Who Wakes Your Kid(s) Up in the Morning?

Does that sound like a silly question to you? It sounded like a silly question to me, until I began to meet other parents who were waking their kids up every morning for school. Why are parents giving 12-year-olds cell phones, but continuing to wake them up for school? What is that?! By the time the average child in the U.S. finishes the second grade (approximately 7 years old), they can discern the hour on a clock; they know the difference between night and day at an even earlier age.

Perhaps one way to start teaching our children to be responsible, is to stop doing things for them that they are capable of doing for themselves. Although nurturing and loving our children is paramount, we parents need to constantly be in the frame of mind that we must "wean them off of us." This mindset is particularly useful with children who are highly active; loads of energy. My son, Kyle, was the "little demon energizer bunny" of the Lucas home when he was a toddler - so my perspective is based on experience.

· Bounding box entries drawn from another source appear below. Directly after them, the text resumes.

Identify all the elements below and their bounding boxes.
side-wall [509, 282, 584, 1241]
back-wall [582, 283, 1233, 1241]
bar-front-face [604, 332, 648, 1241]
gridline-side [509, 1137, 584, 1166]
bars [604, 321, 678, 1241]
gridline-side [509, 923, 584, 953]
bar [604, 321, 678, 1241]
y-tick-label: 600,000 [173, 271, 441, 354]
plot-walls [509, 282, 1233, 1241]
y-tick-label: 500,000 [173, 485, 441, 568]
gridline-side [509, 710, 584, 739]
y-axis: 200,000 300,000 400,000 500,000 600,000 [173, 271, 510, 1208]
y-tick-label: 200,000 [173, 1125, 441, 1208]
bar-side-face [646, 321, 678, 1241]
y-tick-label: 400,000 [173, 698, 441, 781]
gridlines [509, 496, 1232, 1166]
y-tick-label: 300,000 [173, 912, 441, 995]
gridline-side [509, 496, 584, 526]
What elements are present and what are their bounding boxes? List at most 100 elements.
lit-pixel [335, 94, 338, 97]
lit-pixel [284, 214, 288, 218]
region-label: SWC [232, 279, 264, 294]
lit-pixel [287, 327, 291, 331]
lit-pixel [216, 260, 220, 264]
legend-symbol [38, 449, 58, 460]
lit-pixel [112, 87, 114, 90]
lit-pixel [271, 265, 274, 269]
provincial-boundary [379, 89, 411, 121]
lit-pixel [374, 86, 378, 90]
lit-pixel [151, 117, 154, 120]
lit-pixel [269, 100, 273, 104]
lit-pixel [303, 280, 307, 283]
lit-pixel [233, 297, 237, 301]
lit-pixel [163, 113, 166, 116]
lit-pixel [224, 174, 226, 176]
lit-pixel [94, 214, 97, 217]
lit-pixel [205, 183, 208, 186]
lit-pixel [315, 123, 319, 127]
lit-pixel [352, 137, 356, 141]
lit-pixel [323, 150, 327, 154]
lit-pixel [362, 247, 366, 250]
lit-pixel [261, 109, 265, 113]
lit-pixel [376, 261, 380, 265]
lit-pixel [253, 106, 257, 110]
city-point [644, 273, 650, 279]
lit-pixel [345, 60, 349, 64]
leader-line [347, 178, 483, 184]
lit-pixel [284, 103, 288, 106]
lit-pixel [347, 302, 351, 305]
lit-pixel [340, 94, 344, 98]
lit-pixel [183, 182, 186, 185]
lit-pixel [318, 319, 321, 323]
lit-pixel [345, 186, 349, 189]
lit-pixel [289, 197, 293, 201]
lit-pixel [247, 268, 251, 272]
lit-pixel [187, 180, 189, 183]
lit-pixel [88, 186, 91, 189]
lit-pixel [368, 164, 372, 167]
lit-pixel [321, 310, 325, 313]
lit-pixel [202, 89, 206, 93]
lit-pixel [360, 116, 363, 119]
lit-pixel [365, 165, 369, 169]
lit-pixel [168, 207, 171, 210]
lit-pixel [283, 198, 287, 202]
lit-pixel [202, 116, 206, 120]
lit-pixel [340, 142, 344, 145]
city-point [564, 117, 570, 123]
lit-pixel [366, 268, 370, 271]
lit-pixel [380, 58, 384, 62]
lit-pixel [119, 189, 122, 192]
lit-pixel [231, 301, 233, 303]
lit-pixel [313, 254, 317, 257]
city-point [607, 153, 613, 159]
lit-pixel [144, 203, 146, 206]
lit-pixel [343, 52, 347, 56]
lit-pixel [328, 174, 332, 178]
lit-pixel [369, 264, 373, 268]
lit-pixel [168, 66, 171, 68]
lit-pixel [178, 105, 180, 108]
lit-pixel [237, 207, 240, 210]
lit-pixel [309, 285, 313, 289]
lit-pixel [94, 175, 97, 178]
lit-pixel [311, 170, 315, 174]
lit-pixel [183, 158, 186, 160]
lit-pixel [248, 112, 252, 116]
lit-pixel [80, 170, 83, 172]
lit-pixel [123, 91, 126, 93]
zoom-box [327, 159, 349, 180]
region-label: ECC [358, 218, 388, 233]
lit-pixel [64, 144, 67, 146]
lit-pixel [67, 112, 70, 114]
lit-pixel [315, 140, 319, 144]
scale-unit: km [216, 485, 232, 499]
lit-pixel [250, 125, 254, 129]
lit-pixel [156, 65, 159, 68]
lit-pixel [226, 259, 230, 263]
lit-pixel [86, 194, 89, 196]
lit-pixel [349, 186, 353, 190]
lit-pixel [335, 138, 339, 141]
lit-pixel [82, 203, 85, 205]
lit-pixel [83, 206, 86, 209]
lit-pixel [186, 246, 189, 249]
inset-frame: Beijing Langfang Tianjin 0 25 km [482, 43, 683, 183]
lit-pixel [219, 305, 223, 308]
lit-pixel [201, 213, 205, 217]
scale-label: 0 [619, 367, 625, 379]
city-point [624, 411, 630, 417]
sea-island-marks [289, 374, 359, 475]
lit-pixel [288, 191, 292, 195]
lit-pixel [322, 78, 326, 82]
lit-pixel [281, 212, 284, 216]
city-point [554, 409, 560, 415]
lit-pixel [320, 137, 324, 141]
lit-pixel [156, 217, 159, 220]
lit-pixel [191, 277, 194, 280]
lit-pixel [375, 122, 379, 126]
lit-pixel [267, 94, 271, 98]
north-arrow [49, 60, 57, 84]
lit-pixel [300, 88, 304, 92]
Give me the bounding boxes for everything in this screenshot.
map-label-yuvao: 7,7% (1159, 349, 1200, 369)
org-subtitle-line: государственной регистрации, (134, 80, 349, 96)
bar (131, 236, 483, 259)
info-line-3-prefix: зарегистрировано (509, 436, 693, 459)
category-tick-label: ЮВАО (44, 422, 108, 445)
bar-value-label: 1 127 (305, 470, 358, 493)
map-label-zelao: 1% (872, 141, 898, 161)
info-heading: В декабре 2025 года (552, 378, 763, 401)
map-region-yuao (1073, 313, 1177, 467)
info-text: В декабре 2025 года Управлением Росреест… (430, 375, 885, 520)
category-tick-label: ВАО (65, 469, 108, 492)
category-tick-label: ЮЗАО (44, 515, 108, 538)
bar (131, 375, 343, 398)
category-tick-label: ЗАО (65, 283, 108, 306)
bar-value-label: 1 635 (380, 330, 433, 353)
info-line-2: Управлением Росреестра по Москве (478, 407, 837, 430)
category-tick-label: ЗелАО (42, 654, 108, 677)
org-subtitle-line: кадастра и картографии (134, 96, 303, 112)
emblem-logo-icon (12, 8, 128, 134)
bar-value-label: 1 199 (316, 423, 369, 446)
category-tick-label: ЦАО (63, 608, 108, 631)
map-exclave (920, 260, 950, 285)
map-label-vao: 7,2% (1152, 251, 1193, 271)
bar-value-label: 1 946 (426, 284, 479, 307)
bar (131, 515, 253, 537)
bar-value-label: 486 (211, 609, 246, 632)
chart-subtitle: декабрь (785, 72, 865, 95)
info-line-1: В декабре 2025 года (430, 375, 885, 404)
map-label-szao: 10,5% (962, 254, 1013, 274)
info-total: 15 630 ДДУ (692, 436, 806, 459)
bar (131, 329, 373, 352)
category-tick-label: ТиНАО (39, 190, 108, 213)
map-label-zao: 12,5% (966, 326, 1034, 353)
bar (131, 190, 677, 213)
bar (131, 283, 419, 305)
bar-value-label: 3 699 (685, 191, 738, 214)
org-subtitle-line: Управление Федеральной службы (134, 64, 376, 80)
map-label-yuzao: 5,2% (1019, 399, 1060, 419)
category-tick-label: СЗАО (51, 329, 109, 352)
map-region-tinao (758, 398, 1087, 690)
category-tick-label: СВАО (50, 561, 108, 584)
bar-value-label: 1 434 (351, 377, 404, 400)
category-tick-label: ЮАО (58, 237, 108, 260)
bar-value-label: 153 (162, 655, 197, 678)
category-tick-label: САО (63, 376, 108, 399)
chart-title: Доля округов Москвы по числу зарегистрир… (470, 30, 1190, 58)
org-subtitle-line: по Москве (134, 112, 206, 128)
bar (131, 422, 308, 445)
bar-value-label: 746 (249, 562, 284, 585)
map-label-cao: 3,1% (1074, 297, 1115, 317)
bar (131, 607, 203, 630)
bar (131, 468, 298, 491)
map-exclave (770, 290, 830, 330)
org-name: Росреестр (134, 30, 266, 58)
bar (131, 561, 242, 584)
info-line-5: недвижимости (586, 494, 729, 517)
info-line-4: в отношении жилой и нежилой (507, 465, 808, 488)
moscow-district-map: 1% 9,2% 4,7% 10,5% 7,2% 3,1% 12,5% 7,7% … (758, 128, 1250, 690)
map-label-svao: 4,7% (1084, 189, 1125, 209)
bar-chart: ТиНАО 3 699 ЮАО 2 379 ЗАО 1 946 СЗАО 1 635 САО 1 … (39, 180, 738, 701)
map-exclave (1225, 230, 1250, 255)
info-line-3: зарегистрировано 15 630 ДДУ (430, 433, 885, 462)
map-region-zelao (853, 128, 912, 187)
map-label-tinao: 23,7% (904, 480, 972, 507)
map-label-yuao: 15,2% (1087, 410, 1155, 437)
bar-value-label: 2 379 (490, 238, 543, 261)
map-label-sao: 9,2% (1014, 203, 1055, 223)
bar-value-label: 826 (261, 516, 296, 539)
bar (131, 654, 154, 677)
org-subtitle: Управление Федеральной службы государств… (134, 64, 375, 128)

Back to "the waking up thing" .... When should a parent stop waking their kids up? Let's say as early as you can train them to do it themselves! My son would wake up at 5:30 - 6:00 am every morning as a baby and toddler. There was a clock on his wall. My mother gave me a toy clock that was a tool to teach children how to tell time and it was shaped like an owl - cute. So, since I wanted to get up at 7am, I decided to teach Kyle the rudimentary skill of determining "SAME" and "DIFFERENT" at 3 years old (you can do this playing "the memory game" and the like). Once he mastered these concepts, I set the owl to read 7 o'clock and taught him to stay quietly in his room until the clock on his wall was the SAME as the owl. This didn't even take a week! By the time Kyle was in the first grade, he had an alarm clock that we taught him to use. We haven't had to wake up Kyle since he was 3 years-old. It has been his responsibility since then. If you have a teenager that you can't get out of bed in the morning, ask yourself, "What do I need to do differently," and then make a change.

Getting your kids to be responsible for waking themselves up and getting ready for the day can be the precursor to having more peace in the house at bedtime ... because that's the next thing that will become their responsibility!